As reivindicações turcas de um “padrão discriminatório”
De acordo com as orientações da Operação Irini, as equipes militares podem embarcar em um navio para inspeção “contra a vontade da tripulação” sem o consentimento do Estado de bandeira.
Onde o embarque é resistido, uma equipe de forças especiais pode “forçar o acesso” e realizar uma operação de busca com foco na segurança e eficiência.
O incidente de domingo foi o segundo exemplo de tensões entre a Turquia e as forças navais de um país aliado da OTAN.
Em junho, a Otan lançou uma investigação depois que a França disse que uma de suas fragatas foi “destacada” três vezes por um radar naval turco quando tentou se aproximar de um navio civil de bandeira turca, suspeito de envolvimento no tráfico de armas.
A Turquia considera que a missão da UE é tendenciosa e acusa a UE de bloquear armas para o governo de Trípoli, ignorando as fornecidas a Khalifa Haftar por seus aliados.

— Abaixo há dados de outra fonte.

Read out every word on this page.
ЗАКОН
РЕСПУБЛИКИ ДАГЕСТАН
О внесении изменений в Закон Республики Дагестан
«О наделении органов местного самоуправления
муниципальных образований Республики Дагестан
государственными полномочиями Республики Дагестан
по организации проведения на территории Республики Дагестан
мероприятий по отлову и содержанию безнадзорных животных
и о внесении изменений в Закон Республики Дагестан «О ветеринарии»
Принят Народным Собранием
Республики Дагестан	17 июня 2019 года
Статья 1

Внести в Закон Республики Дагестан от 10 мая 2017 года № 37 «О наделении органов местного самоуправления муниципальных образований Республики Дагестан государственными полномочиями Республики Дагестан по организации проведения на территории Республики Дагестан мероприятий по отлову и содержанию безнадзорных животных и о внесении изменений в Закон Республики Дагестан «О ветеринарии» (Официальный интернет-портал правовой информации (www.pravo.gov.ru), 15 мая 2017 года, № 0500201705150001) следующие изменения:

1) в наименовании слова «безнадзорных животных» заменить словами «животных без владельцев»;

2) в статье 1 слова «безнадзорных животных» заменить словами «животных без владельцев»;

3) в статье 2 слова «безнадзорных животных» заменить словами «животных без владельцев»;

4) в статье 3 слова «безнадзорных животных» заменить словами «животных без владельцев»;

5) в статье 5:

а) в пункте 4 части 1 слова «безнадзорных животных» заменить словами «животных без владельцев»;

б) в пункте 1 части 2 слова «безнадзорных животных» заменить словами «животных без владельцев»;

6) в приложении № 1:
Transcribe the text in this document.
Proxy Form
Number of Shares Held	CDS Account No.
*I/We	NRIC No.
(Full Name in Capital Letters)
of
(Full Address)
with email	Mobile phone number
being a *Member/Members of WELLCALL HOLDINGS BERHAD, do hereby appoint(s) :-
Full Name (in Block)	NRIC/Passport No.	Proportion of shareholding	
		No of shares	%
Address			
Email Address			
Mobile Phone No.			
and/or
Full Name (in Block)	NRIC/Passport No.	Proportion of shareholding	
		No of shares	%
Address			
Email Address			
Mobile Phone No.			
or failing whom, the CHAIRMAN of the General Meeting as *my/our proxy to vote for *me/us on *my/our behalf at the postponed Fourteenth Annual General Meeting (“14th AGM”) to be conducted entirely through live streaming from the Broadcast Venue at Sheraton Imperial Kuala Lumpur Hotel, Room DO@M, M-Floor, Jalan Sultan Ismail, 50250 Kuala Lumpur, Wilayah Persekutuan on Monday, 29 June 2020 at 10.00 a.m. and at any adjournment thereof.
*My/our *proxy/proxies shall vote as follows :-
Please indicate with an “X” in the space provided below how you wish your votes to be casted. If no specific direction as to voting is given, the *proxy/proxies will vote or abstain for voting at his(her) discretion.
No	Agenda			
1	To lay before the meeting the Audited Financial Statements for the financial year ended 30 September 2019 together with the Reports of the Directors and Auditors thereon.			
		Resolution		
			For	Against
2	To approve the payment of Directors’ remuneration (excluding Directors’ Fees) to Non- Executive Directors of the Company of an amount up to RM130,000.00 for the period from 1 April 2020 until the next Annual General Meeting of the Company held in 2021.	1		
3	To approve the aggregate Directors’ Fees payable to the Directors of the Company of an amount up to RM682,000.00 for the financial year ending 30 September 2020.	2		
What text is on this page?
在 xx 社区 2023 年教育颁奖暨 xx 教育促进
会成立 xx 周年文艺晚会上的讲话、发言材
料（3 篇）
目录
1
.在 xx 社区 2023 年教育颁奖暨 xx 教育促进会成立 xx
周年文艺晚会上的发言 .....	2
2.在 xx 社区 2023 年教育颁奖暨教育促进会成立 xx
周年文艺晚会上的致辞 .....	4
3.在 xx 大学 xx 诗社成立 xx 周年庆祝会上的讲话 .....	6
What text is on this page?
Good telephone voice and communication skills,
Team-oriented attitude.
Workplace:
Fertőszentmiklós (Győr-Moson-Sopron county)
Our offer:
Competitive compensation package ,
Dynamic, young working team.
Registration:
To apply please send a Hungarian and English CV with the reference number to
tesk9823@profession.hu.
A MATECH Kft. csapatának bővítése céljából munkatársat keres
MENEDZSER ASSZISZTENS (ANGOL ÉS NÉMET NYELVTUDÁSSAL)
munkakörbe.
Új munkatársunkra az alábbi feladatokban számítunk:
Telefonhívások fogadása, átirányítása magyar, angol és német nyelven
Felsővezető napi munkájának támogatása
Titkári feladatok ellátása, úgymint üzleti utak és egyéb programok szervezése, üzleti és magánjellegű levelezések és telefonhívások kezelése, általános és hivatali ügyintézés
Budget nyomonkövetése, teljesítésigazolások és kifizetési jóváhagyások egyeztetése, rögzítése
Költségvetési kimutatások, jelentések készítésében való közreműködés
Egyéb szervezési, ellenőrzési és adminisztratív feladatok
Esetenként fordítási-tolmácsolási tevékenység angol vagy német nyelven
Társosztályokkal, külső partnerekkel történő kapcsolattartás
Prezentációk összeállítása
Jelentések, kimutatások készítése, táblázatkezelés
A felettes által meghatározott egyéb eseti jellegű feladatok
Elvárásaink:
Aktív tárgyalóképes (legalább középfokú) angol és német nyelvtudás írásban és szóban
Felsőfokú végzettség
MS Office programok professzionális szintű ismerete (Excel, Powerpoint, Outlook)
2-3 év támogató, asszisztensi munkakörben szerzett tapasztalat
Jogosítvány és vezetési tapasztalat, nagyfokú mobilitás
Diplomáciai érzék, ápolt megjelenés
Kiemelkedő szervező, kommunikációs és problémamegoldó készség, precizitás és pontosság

“A neutralidade da Operação Irini … está atualmente em discussão”, disse o Ministério das Relações Exteriores da Turquia.
“É uma operação que não controla o apoio de armas ao golpista Haftar e é usada arbitrariamente para punir o legítimo governo líbio”.
“Este padrão discriminatório e tratamento ilegal aplicado aos navios que transportam do nosso país para a Líbia nunca é aceitável”.
Os países membros da Operação Irini – incluindo Alemanha e França – emitiram um comunicado conjunto na segunda-feira ameaçando aplicar sanções contra “todas as partes líbias ou internacionais” que possam pôr em risco o frágil processo de paz em curso no país.
Segundo a UE, Irini ajudou a documentar as violações do embargo por parte da Turquia e da Rússia, dois países também envolvidos no conflito.
A inspeção do Roseline A foi a quinta atividade de embarque desde o lançamento da missão.
O bloco também sancionou um armador turco culpado de violação do embargo em setembro, congelando seus bens.
Annegret Kramp-Karrenbauer sublinhou que “a Turquia ainda é um parceiro importante para nós na OTAN”, mas reconheceu que o país representa um “grande desafio” para os esforços europeus devido às suas políticas e agenda internas.